RoundtableJS provides a flexible styling system that allows you to customize the appearance of your survey elements. This overview covers the basics of styling, including how to apply styles at both the survey and element levels.

RoundtableJS offers two levels of styling: survey-level and element-level. Understanding the difference between these two is crucial for effective customization of your surveys.

Survey-Level Styling

Survey-level styles are applied globally to all elements within a survey. These styles serve as default styles for all elements and can be overridden by element-level styles.

Element-Level Styling

Element-level styles are applied to individual elements and take precedence over survey-level styles. This allows for fine-grained control over the appearance of specific elements.

Basic Usage

Survey-Level Styling

Apply styles to all elements in a survey by passing a styles object during survey initialization:

const survey = new Survey({
    styles: {
        Element: {
            root: {
                background: 'gray',
            }
        },
        body: {
            fontFamily: 'Arial, sans-serif',
        },
        container: {
            maxWidth: '800px',
        }
    }
});

In this example, all elements will have a gray background by default, and the survey body will use Arial font. The survey container will have a maximum width of 800px.

Element-Level Styling

For individual elements, pass a styles object in the element’s constructor:

const openEnd = new OpenEnd({
    id: 'feedback',
    text: 'Please provide any additional feedback you may have',
    styles: {
        root: {
            background: 'white', // Overrides the gray background set in the survey styles
        },
        textarea: {
            borderRadius: '0px', // Removes the default border radius only on this textarea
        }
    }
});

This example overrides the survey-level gray background for this specific element and customizes the textarea’s border radius.

Style Keys

Each element type has its own set of style keys that can be customized. Here are the common style keys:

{
    root: {},            // Styles for the main container
    innerContainer: {},  // Styles for the inner container (if applicable)
    textContainer: {},   // Styles for the container holding text elements
    text: {},            // Styles for the main text (usually the question text)
    subText: {},         // Styles for additional instructional text
    errorMessage: {}     // Styles for validation error messages
}

Specific element types may have additional keys. For example:

  • SingleSelect and MultiSelect: optionsContainer, option, radio/checkbox
  • NumberEntry: input, unit
  • OpenEnd: textarea
  • Grid: table, headerRow, headerCell, row, rowLabel, cell

Applying Styles

Styles are applied as CSS-in-JS objects. You can use any valid CSS property, using camelCase for property names:

styles: {
    root: {
        backgroundColor: '#f0f8ff',
        boxShadow: '0 2px 4px rgba(0,0,0,0.1)',
        transition: 'all 0.3s ease'
    },
    text: {
        color: '#2c3e50',
        fontSize: '1.2em',
        fontWeight: 'bold'
    }
}

Inheritance and Overriding

  1. Default Styles: Each element type has built-in default styles.
  2. Survey-Level Styles: These override the default styles for all elements in the survey.
  3. Element-Level Styles: These have the highest priority and override both default and survey-level styles for the specific element.

This hierarchy allows for flexible and efficient styling across your survey.
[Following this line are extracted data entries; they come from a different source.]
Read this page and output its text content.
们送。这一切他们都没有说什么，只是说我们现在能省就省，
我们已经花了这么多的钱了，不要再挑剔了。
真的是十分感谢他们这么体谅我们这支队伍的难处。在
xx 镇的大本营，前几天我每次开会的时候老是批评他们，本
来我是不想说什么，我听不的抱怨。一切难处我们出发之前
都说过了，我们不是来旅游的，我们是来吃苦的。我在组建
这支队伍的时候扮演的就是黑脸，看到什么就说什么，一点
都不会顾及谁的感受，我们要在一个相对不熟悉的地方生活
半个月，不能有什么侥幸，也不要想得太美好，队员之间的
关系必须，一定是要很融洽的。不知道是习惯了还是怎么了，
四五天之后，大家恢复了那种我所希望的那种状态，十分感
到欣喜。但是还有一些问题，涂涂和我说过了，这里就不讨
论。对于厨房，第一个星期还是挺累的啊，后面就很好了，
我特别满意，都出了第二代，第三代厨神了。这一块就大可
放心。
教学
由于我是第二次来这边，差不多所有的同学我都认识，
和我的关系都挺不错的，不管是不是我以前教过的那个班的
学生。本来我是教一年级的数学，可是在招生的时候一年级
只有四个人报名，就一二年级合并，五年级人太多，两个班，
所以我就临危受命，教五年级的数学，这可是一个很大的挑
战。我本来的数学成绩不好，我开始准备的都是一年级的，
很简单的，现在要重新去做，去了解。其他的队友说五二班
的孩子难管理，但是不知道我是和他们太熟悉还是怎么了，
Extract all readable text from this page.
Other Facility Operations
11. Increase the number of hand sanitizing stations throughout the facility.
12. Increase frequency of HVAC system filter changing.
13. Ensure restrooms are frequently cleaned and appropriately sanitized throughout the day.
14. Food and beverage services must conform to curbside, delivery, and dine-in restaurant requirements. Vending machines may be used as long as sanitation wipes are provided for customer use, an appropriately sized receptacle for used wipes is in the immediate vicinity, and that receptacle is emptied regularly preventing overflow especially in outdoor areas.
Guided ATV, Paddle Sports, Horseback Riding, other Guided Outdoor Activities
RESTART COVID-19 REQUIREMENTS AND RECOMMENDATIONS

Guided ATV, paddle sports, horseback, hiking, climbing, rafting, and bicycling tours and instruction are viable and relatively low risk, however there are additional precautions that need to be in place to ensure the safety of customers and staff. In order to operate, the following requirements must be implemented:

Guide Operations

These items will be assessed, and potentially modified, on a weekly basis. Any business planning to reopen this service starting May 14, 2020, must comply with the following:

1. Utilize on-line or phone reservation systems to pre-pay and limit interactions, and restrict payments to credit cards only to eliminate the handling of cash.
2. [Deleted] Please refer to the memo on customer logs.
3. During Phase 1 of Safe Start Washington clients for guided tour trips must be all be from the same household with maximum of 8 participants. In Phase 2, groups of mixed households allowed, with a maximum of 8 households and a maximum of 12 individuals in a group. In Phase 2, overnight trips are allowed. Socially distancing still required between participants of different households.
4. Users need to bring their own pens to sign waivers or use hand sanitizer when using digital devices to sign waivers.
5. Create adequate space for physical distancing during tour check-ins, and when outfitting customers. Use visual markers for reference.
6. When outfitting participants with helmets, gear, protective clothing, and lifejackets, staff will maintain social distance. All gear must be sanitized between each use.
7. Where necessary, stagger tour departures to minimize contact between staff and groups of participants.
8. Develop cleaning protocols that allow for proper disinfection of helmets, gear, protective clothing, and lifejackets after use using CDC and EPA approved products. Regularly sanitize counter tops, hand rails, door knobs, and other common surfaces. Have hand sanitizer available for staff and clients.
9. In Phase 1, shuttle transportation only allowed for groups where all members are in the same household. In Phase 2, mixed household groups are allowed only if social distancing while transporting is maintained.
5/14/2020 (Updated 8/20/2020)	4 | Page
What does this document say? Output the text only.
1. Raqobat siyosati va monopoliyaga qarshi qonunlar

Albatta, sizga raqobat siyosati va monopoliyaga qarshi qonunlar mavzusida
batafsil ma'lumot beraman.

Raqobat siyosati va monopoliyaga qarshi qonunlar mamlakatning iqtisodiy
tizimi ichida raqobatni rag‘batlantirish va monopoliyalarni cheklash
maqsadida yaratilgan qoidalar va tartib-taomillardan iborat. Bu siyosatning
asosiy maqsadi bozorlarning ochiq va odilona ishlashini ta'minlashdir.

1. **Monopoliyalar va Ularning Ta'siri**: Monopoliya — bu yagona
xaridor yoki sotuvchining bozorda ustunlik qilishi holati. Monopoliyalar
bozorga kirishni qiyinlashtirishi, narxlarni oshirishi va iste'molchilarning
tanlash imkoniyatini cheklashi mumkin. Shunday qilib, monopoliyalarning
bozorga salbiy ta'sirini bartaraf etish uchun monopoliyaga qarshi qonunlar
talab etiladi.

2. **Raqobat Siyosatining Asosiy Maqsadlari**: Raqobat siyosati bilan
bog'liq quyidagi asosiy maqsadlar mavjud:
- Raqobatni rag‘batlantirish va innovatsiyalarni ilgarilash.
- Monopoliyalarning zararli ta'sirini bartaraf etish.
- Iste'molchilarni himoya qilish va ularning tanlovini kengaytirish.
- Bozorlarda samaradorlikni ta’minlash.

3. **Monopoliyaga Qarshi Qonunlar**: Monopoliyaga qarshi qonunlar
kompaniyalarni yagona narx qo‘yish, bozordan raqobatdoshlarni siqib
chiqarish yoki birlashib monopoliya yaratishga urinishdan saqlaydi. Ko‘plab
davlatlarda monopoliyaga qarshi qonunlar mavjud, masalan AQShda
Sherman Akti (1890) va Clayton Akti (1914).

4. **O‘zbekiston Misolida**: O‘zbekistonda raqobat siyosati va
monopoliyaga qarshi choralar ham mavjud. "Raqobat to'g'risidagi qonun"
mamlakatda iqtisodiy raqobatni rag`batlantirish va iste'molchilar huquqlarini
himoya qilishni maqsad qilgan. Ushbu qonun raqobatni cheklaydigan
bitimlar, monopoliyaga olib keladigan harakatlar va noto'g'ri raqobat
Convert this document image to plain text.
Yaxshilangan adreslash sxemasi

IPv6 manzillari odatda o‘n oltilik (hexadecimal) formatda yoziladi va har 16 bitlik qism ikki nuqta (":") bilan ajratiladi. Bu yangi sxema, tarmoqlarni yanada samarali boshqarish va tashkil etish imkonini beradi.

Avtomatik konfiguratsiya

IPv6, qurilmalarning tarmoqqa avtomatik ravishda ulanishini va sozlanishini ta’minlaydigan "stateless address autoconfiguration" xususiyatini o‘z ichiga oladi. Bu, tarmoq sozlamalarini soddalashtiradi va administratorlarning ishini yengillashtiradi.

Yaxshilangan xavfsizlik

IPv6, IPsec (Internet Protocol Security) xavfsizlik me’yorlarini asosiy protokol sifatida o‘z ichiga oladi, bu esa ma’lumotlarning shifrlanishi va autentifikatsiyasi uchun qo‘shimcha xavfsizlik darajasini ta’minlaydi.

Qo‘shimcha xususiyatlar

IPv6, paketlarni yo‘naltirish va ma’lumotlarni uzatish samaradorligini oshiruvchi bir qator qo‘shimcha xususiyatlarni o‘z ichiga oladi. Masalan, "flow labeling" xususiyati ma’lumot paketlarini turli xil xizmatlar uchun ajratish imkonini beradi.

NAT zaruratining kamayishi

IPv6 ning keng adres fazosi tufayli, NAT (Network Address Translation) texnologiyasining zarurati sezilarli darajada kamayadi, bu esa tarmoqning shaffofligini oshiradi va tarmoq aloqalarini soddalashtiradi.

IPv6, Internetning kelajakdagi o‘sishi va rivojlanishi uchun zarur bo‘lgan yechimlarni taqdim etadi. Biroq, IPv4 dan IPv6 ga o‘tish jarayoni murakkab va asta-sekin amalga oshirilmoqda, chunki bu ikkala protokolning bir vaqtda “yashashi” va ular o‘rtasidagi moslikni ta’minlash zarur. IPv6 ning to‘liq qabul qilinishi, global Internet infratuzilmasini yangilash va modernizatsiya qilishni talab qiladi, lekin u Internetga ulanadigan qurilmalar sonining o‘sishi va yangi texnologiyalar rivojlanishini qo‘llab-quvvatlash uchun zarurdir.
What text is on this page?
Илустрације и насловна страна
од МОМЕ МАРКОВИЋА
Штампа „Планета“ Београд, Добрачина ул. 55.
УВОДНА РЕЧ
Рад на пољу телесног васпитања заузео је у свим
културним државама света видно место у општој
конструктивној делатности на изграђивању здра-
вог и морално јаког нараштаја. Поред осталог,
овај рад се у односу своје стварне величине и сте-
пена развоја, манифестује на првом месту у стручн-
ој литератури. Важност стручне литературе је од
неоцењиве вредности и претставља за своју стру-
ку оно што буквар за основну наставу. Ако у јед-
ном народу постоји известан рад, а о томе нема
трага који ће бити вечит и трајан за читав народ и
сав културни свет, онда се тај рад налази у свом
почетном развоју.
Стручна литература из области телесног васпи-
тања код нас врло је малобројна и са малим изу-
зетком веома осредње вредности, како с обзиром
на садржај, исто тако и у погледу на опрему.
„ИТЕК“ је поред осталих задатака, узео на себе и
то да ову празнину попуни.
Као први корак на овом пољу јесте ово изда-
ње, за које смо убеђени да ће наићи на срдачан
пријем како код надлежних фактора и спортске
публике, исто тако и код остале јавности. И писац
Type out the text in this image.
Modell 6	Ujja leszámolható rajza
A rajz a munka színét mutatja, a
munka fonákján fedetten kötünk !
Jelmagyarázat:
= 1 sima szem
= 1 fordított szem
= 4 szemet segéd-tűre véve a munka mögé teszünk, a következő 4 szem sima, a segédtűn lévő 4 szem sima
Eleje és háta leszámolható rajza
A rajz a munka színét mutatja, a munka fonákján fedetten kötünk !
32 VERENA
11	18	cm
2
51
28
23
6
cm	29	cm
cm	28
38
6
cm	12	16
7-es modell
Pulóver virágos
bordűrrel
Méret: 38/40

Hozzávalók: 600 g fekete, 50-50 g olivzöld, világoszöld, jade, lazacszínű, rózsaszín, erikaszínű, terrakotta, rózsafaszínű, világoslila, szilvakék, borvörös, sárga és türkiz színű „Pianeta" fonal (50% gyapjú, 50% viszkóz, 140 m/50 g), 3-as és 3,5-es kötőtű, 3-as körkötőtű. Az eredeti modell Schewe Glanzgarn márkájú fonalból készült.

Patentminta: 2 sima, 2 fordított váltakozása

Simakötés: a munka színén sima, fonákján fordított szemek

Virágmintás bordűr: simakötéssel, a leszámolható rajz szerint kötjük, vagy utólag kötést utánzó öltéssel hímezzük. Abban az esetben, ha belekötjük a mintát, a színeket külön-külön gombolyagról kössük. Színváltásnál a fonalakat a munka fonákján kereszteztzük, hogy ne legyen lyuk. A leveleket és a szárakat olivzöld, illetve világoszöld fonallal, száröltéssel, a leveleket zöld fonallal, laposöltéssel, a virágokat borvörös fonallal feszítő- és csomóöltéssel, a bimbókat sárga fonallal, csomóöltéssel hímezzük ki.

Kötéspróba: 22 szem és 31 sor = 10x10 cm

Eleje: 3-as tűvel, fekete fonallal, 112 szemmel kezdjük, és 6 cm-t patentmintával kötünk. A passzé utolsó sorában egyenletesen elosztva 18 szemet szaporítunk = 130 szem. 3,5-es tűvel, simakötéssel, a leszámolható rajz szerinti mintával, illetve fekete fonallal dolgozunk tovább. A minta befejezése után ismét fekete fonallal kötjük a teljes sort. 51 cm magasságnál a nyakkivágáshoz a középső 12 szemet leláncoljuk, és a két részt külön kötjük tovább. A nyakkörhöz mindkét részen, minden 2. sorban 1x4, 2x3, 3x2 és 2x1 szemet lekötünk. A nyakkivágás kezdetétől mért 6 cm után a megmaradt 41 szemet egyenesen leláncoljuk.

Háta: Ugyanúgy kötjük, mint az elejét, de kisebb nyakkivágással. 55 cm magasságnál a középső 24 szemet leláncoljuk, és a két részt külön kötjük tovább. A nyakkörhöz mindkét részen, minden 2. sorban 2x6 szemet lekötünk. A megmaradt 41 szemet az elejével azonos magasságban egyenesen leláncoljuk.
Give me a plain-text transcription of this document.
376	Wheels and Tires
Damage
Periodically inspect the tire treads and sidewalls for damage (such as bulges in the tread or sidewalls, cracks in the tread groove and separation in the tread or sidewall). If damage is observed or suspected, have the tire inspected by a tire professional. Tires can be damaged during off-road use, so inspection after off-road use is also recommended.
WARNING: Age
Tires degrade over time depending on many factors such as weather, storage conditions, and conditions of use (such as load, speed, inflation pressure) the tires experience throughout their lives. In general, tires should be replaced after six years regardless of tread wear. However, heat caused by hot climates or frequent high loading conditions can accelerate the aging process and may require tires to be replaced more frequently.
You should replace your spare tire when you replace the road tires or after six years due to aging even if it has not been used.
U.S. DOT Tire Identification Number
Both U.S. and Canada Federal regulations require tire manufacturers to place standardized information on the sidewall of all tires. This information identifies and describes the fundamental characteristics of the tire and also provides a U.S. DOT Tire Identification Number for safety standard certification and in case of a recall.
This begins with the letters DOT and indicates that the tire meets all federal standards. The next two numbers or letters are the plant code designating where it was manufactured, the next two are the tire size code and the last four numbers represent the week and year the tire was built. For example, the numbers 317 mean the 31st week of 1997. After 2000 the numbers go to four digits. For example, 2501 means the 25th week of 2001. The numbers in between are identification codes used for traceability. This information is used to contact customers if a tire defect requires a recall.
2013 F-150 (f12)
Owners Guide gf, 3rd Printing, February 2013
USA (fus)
Custom Elements and Styling

When creating custom elements by extending the Element class, you can define your own style keys and implement custom styling. Here’s an example:

class CustomQuestion extends Element {
    static styleKeys = ['root', 'label', 'input', 'errorMessage'];

    constructor({ id, text, options, styles, ...otherProps }) {
        super({ id, type: 'custom-question', styles, ...otherProps });
        this.text = text;
        this.options = options;
    }

    // Implement other methods as needed
}

By defining styleKeys, you specify which style properties can be customized for your custom element.